Moreover, as the surfactant is a detergent, it possesses emulsifying properties. These properties facilitate the removal of debris from the dentin surface by maintaining them on suspension, which increases dentin wettability and facilitates instrumentation [21].

The physicochemical properties of irrigants characterize their clinical behavior during instrumentation. One of these properties is the optimal wetting. The tendency of a liquid to spread on the solid surface depends on the formation of contact angle [26]. A surface with lower contact angle (i.e., higher surface free energy) presents high wettability; that is, in one solid with high surface free energy, the auxiliary chemical substance spreads and interacts better with this surface, forming a low contact angle.

The foam formation during instrumentation with NaOCl + surfactant might have contributed to a better reduction of bacterial load, particularly against E. faecalis, as well as to a significant improvement in the removal of endotoxins. Also, the foam formation might have aided the separation between dentin walls and adhered debris, working as insulation between microorganisms, smear layer, and dentin walls by keeping debris in suspension and facilitating their removal [27].

Currently, 2% sodium hypochlorite with surfactant has shown the highest detoxifying activity against endotoxins compared to all other substances tested. Moreover, no statically significant difference was found when comparing 2.5% NaOCl to 2% chlorhexidine. The effectiveness of NaOCl in reducing endotoxins in root canal infection had been previously demonstrated [28]. This can be explained due to the properties of the surfactant, also known as detergent. The surfactant properties seem to increase the diffusion capacity of NaOCl into dentin tubules and root canal system, thus allowing its action against microorganisms deeply positioned into the dentin mass [27].
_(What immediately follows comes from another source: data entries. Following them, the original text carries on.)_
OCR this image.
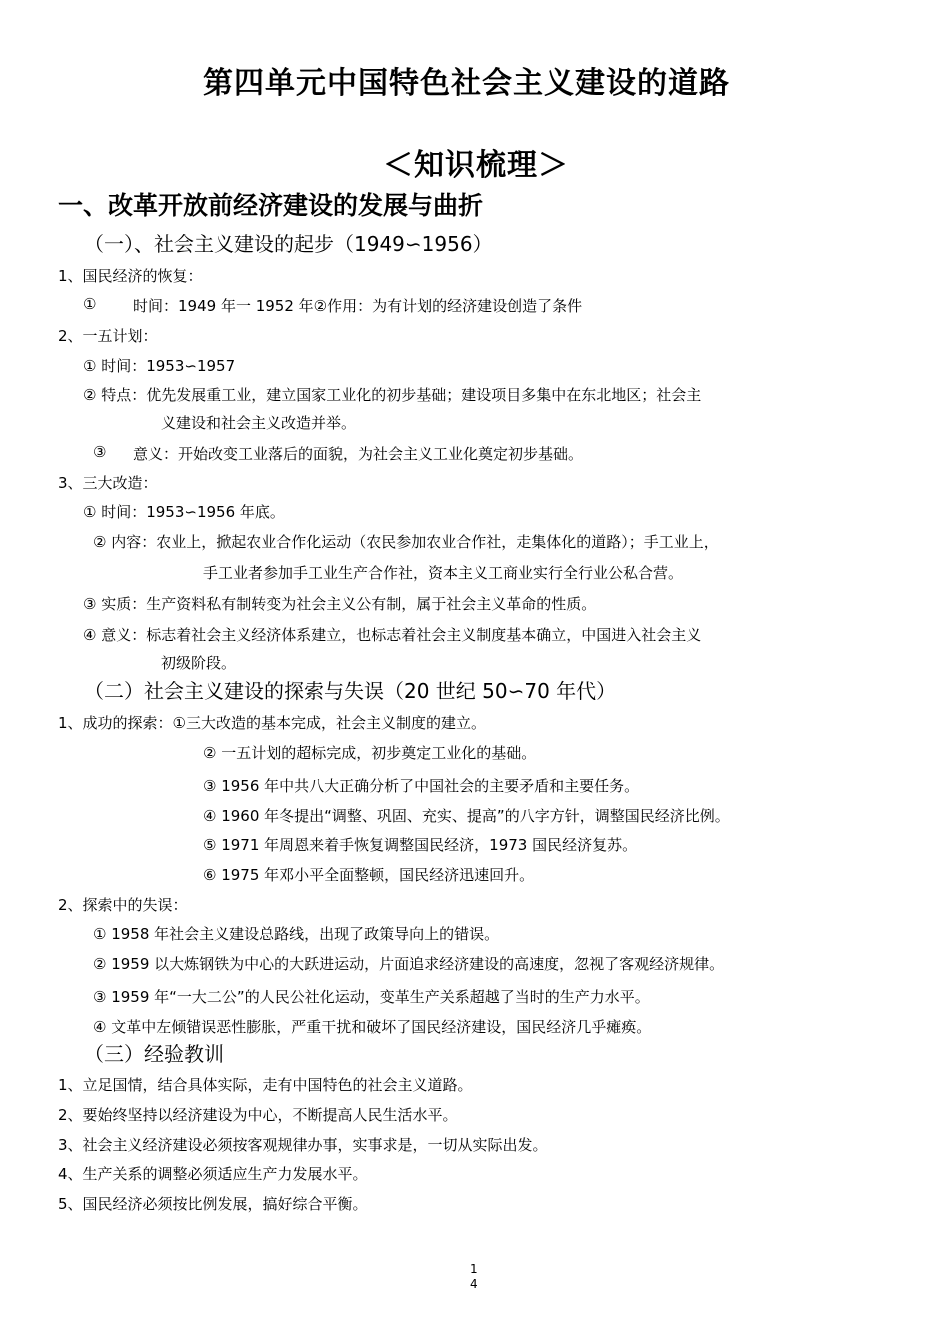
第四单元中国特色社会主义建设的道路
＜知识梳理＞
一、改革开放前经济建设的发展与曲折
（一）、社会主义建设的起步（1949∽1956）
1、国民经济的恢复：
① 时间：1949 年一 1952 年②作用：为有计划的经济建设创造了条件
2、一五计划：
① 时间：1953∽1957
② 特点：优先发展重工业，建立国家工业化的初步基础；建设项目多集中在东北地区；社会主
义建设和社会主义改造并举。
③ 意义：开始改变工业落后的面貌，为社会主义工业化奠定初步基础。
3、三大改造：
① 时间：1953∽1956 年底。
② 内容：农业上，掀起农业合作化运动（农民参加农业合作社，走集体化的道路）；手工业上，
手工业者参加手工业生产合作社，资本主义工商业实行全行业公私合营。
③ 实质：生产资料私有制转变为社会主义公有制，属于社会主义革命的性质。
④ 意义：标志着社会主义经济体系建立，也标志着社会主义制度基本确立，中国进入社会主义
初级阶段。
（二）社会主义建设的探索与失误（20 世纪 50∽70 年代）
1、成功的探索：①三大改造的基本完成，社会主义制度的建立。
② 一五计划的超标完成，初步奠定工业化的基础。
③ 1956 年中共八大正确分析了中国社会的主要矛盾和主要任务。
④ 1960 年冬提出“调整、巩固、充实、提高”的八字方针，调整国民经济比例。
⑤ 1971 年周恩来着手恢复调整国民经济，1973 国民经济复苏。
⑥ 1975 年邓小平全面整顿，国民经济迅速回升。
2、探索中的失误：
① 1958 年社会主义建设总路线，出现了政策导向上的错误。
② 1959 以大炼钢铁为中心的大跃进运动，片面追求经济建设的高速度，忽视了客观经济规律。
③ 1959 年“一大二公”的人民公社化运动，变革生产关系超越了当时的生产力水平。
④ 文革中左倾错误恶性膨胀，严重干扰和破坏了国民经济建设，国民经济几乎瘫痪。
（三）经验教训
1、立足国情，结合具体实际，走有中国特色的社会主义道路。
2、要始终坚持以经济建设为中心，不断提高人民生活水平。
3、社会主义经济建设必须按客观规律办事，实事求是，一切从实际出发。
4、生产关系的调整必须适应生产力发展水平。
5、国民经济必须按比例发展，搞好综合平衡。
1
4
No auxiliary chemical substance tested was effective in eliminating endotoxins from the root canals. After 7 days of root canal instrumentation, a higher number of root canals that remained free of endotoxins were found in the group of 2% sodium hypochlorite + surfactant compared to all other groups tested. The limited effectiveness of root canal instrumentation in eliminating endotoxins from root canals, as demonstrated in the present study and elsewhere [6, 9], elucidates the importance of the use of intracanal medication in order to achieve an optimal disinfection.

Although 2% CHX solution has demonstrated a high antimicrobial activity, it showed the lowest efficacy against endotoxins compared to all other substances tested. Its high antimicrobial activity might be explained by its positively charged molecules. The electrostatic interaction between CHX and cellular walls increases the bacterial permeability, allowing CHX to diffuse into bacterial cytoplasm and then causing death [29]. Regardless of the low detoxifying activity of CHX against endotoxins, it is still a good alternative in those teeth with large foramen and with incomplete root formation because of its low toxicity [10].

Among the species tested, E. faecalis was the only microorganism recovered from root canals immediately after instrumentation and after 7 days of root canal instrumentation, which supports its capacity to survive to root canal procedures. Previous study had reported that chlorhexidine exhibits residual antimicrobial activity [30, 31]. However, in the present study, E. faecalis was recovered from root canals after 7 days of biomechanical preparation. The low effectiveness of chlorhexidine in eliminating E. faecalis from root canals might be related to its limited ability in removing the smear layer formed during the biomechanical preparation [32], which can obliterate dentinal tubules and root canal system.

5. Conclusion

All irrigants tested were effective in reducing microorganisms and endotoxins from infected root canals. Moreover, 2% NaOCl + surfactant was the most effective irrigant tested against endotoxins and regrowth of microorganisms.